Hayden official stepping down from post
Hayden — During his two terms with the Hayden Town Board, Jim Haskins learned to appreciate the expertise each trustee brought to the table.
Whether he or she knew the ins and outs of sewers and streets, small business or development, he said, the people who sat beside him in board meetings contributed in their own way to the board.
“Everyone had something they were well versed in,” he said.
After eight years of his own contributions to the Town Board, Haskins is leaving his post.
He decided not to run for re-election in the April 2 election.
The town recognized his service last Thursday evening with a plaque and thanks for a job well done.
“He has brought a lot of insight to the Town Board,” Hayden Town Manager Rob Straebel said.
Straebel applauded Haskins for his commitment to several issues, such as affordable housing and environmental concerns.
Haskins serves as the district wildlife manager for the Division of Wildlife.
He moved more than 30 years ago from upstate New York to Fort Collins, where he attended Colorado State University and met his wife, Dana. The couple moved to Hayden in 1980.
His experience with the DOW gave the Town Board a firsthand perspective of wildlife and wildland issues, Straebel said. But his pleasant nature afforded some light moments as well, he added.
“His sense of humor brought a lot of levity to the Town Board,” he said.
Trustees Ken Gibbon and Lorraine Johnson said they learned much from Haskins’ leadership on the board.
He showed talent when he took his seat on the board in 1994, Gibbon said.
When Haskins could not give a presentation in Pueblo to pitch the town’s need for an Energy Impact Grant, Gibbon went in his place.
Haskins helped him put a speech together, he said.
“I’m sorry to see him go,” Gibbon said.
Haskins provided a stabilizing force to the Town Board, Mayor Chuck Grobe said.

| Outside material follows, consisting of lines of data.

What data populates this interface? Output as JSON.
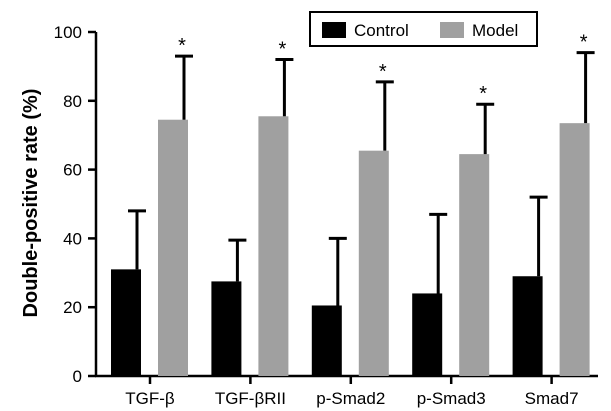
{
  "chart_data": {
    "type": "bar",
    "categories": [
      "TGF-β",
      "TGF-βRII",
      "p-Smad2",
      "p-Smad3",
      "Smad7"
    ],
    "series": [
      {
        "name": "Control",
        "values": [
          31,
          27.5,
          20.5,
          24,
          29
        ],
        "errors": [
          17,
          12,
          19.5,
          23,
          23
        ],
        "color": "#000000"
      },
      {
        "name": "Model",
        "values": [
          74.5,
          75.5,
          65.5,
          64.5,
          73.5
        ],
        "errors": [
          18.5,
          16.5,
          20,
          14.5,
          20.5
        ],
        "color": "#a0a0a0"
      }
    ],
    "significance": [
      "*",
      "*",
      "*",
      "*",
      "*"
    ],
    "ylabel": "Double-positive rate (%)",
    "xlabel": "",
    "ylim": [
      0,
      100
    ],
    "yticks": [
      0,
      20,
      40,
      60,
      80,
      100
    ],
    "legend_position": "top-right",
    "grid": false
  }
}
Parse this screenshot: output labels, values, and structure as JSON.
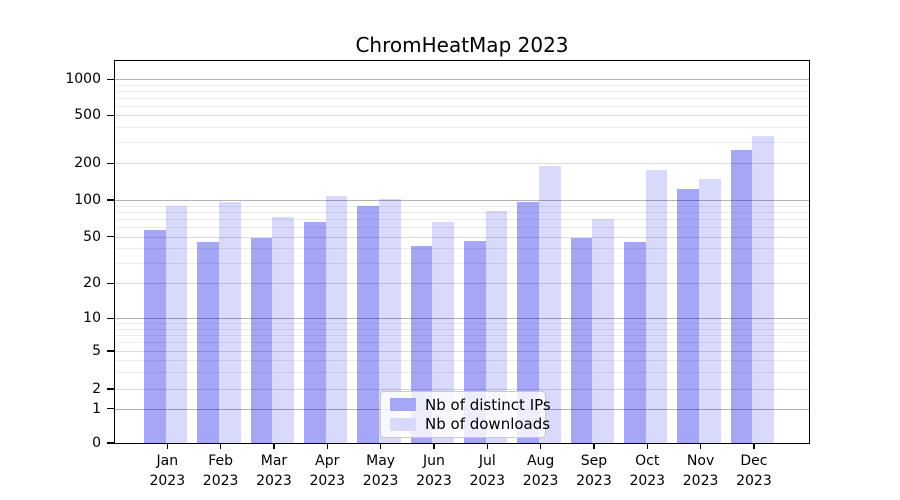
{
  "chart_data": {
    "type": "bar",
    "title": "ChromHeatMap 2023",
    "categories": [
      "Jan 2023",
      "Feb 2023",
      "Mar 2023",
      "Apr 2023",
      "May 2023",
      "Jun 2023",
      "Jul 2023",
      "Aug 2023",
      "Sep 2023",
      "Oct 2023",
      "Nov 2023",
      "Dec 2023"
    ],
    "month_labels": [
      "Jan",
      "Feb",
      "Mar",
      "Apr",
      "May",
      "Jun",
      "Jul",
      "Aug",
      "Sep",
      "Oct",
      "Nov",
      "Dec"
    ],
    "year_label": "2023",
    "series": [
      {
        "name": "Nb of distinct IPs",
        "swatch_color": "#a6a6f6",
        "fill": "rgba(0,0,230,0.35)",
        "values": [
          57,
          45,
          49,
          66,
          90,
          42,
          46,
          96,
          49,
          45,
          122,
          260
        ]
      },
      {
        "name": "Nb of downloads",
        "swatch_color": "#d9d9fb",
        "fill": "rgba(0,0,230,0.15)",
        "values": [
          90,
          97,
          73,
          107,
          102,
          66,
          82,
          190,
          70,
          175,
          148,
          340
        ]
      }
    ],
    "yscale": "symlog",
    "yticks": [
      0,
      1,
      2,
      5,
      10,
      20,
      50,
      100,
      200,
      500,
      1000
    ],
    "ylim": [
      0,
      1500
    ],
    "grid": true,
    "legend_position": "lower center",
    "grid_colors": {
      "decade": "#b3b3b3",
      "major": "#d9d9d9",
      "minor": "#ececec"
    }
  }
}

His suggestions during board discussion showed he gave some thought to what he said, he said.
During the town’s search for a new town manager a few years ago, Haskins served as the interim town manager for a month and a half. It was a task that required ambition and gumption, Grobe said.
“That should tell you something about him, that he would take on that added burden,” he said.
Trustees and townspeople alike respect Haskins for his consistency.
His peers knew where he stood on issues, Gibbon said.
“He’s always stuck by his guns,” he said.
Haskins joined the board in 1994 as a write-in candidate.
Four years later, he ran again to follow through with several projects in town, such as paving of the streets and downtown improvements, he said.
For now, the former mayor pro tempe said, eight years is enough.
He said he intends to stay abreast of issues in town and would consider running for the board in the future.
He said he hopes more people recognize the importance of serving on the Town Board or following the board’s actions more closely by attending board meetings.
“People don’t show up unless you have a crisis,” he said.
Apathy can often run deep in smaller towns, Haskins said, but it doesn’t have to be that way in Hayden.